Wenn ja, gibts einige Möglichkeiten. Zum ersten handelt es sich um Tiefenschärfe. Mit Tele und Tiefenschärfe könnte es auch hinhauen. Es gibt auch ( Trick ) Filter die man aufs Obijektiv setzen kann, um solche Effekte zu erzielen.
Im weiteren könnten auch die von akrite genannten Möglichkeiten zutreffen.
@akrite, kann aber durchaus möglich sein, dass wenn es sich um das Bild handelt, welches ich gefunden habe, die Kamera auf nem Stativ war. Ist ja eigentlich nicht verschwommen. Nur der Hintergrund unscharf. Müsste halt zuerst das richtige Bild sehen, um mehr sagen zu können.


----------



## akrite (1. März 2008)

PC Heini hat gesagt.:


> @akrite, kann aber durchaus möglich sein, dass wenn es sich um das Bild handelt, welches ich gefunden habe, die Kamera auf nem Stativ war. Ist ja eigentlich nicht verschwommen. Nur der Hintergrund unscharf. Müsste halt zuerst das richtige Bild sehen, um mehr sagen zu können.
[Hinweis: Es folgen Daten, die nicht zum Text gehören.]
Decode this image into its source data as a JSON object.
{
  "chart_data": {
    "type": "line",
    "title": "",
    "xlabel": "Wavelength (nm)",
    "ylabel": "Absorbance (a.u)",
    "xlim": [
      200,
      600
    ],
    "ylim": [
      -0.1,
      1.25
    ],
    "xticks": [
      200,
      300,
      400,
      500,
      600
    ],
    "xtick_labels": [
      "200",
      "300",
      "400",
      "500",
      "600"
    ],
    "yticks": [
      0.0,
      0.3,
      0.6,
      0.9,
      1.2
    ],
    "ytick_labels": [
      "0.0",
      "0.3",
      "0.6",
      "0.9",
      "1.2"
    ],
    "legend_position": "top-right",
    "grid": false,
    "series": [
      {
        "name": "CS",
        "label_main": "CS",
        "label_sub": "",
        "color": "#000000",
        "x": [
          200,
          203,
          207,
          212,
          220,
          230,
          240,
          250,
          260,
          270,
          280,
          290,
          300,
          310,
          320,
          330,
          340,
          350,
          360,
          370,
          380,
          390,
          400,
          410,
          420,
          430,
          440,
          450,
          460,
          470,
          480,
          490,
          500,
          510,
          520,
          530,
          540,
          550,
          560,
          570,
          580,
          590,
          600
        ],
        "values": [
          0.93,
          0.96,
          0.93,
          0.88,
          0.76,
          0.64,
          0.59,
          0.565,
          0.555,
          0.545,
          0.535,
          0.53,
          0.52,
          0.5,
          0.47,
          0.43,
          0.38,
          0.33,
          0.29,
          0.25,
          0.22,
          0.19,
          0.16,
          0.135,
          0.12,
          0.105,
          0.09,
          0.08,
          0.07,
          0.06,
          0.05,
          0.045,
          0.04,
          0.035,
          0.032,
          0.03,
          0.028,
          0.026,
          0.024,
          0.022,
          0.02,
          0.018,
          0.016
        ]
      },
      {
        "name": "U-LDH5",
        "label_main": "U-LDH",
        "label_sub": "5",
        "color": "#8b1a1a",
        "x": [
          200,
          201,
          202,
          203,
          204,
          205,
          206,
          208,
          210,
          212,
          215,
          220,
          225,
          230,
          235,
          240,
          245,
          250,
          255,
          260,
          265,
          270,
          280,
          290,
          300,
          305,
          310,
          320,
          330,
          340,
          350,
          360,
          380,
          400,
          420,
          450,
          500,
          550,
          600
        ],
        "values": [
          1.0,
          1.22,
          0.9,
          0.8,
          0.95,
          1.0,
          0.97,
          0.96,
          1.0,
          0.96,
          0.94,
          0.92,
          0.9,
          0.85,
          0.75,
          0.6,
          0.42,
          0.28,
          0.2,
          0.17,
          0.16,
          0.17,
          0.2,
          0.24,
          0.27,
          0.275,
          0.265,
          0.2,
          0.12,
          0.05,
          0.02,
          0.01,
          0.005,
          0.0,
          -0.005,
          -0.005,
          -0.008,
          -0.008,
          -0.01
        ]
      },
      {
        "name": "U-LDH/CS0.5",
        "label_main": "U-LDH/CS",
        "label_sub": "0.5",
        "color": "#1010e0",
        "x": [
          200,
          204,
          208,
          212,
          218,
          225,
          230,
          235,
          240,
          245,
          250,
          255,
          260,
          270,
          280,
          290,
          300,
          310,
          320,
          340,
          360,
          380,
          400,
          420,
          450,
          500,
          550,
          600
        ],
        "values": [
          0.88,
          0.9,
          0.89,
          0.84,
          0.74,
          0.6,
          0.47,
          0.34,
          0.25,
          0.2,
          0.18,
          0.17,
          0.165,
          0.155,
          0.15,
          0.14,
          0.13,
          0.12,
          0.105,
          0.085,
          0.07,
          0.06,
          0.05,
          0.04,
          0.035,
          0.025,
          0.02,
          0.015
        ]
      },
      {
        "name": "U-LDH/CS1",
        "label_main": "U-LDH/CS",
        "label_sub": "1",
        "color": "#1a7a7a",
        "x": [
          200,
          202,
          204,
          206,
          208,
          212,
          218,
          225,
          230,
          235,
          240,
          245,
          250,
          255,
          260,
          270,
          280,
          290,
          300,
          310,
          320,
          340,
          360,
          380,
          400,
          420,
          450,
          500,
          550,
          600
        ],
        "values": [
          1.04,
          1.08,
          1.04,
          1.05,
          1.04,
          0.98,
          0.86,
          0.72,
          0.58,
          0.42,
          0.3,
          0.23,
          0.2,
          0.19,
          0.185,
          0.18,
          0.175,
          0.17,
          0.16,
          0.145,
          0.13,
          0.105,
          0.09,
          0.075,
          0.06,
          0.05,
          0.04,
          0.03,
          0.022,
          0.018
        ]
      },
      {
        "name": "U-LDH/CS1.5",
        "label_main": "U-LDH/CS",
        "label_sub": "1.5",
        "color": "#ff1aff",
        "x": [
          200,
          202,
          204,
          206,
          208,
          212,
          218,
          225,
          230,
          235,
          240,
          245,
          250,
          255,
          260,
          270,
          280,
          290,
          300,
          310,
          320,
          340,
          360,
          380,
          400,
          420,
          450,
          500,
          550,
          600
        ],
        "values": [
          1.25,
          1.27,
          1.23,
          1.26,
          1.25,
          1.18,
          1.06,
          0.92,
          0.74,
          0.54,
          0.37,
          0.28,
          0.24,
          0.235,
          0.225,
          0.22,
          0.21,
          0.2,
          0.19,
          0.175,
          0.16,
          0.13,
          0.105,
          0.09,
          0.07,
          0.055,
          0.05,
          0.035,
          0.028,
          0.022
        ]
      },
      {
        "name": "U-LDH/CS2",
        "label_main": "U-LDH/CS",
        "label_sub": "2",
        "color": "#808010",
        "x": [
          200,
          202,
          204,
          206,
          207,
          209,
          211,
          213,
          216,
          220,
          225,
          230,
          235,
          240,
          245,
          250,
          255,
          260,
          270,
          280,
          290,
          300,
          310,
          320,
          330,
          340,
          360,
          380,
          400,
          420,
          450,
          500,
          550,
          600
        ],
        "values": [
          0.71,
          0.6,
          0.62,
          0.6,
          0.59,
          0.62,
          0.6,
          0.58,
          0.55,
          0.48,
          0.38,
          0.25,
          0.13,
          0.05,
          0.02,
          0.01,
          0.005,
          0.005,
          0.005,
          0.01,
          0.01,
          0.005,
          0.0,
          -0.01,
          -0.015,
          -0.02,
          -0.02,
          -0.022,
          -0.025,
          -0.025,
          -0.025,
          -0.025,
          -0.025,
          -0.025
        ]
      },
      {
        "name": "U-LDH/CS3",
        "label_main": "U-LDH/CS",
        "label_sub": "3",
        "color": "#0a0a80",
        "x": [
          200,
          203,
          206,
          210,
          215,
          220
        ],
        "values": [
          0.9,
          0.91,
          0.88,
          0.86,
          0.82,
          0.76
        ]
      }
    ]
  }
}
...hier wurde nur ein typisches Bild mit Bewegungsunschärfe als Beispiel genannt, nicht ein bestimmtes. Derartige Bilder gibt es viel im Sportbereich (Radrennen, Autorennen) um Geschwindigkeit darzustellen - man kann das wie gesagt auch aus einem statischen Bild z.B. über Photoshop erstellen um auf das eigentlich Objekt zu fokussieren.


----------



## PC Heini (2. März 2008)

Ahaa, desshalb. Nu, da kann ich dann kaum mehr weiterhelfen. cvilla hat jetzt einige Tipps, mit denen jetzt herumprobiert werden können. Müsste ich in dem Fall auch tun. Wer weiss, solche Bilder entstehen oft unter mysteriösen Umständen. Ob Zufällig oder gestellt, hier gibts nur eins; Herumprobieren.


----------



## akrite (2. März 2008)

... da gibt es doch nichts mysteriöses, solche Aufnahmen aus dem Sport gibt es schon vor der Bildbearbeitung, hier werden einfach Reihenaufnahmen mit nachgeführter Kamera gemacht und das idealste Bild ausgewählt.


----------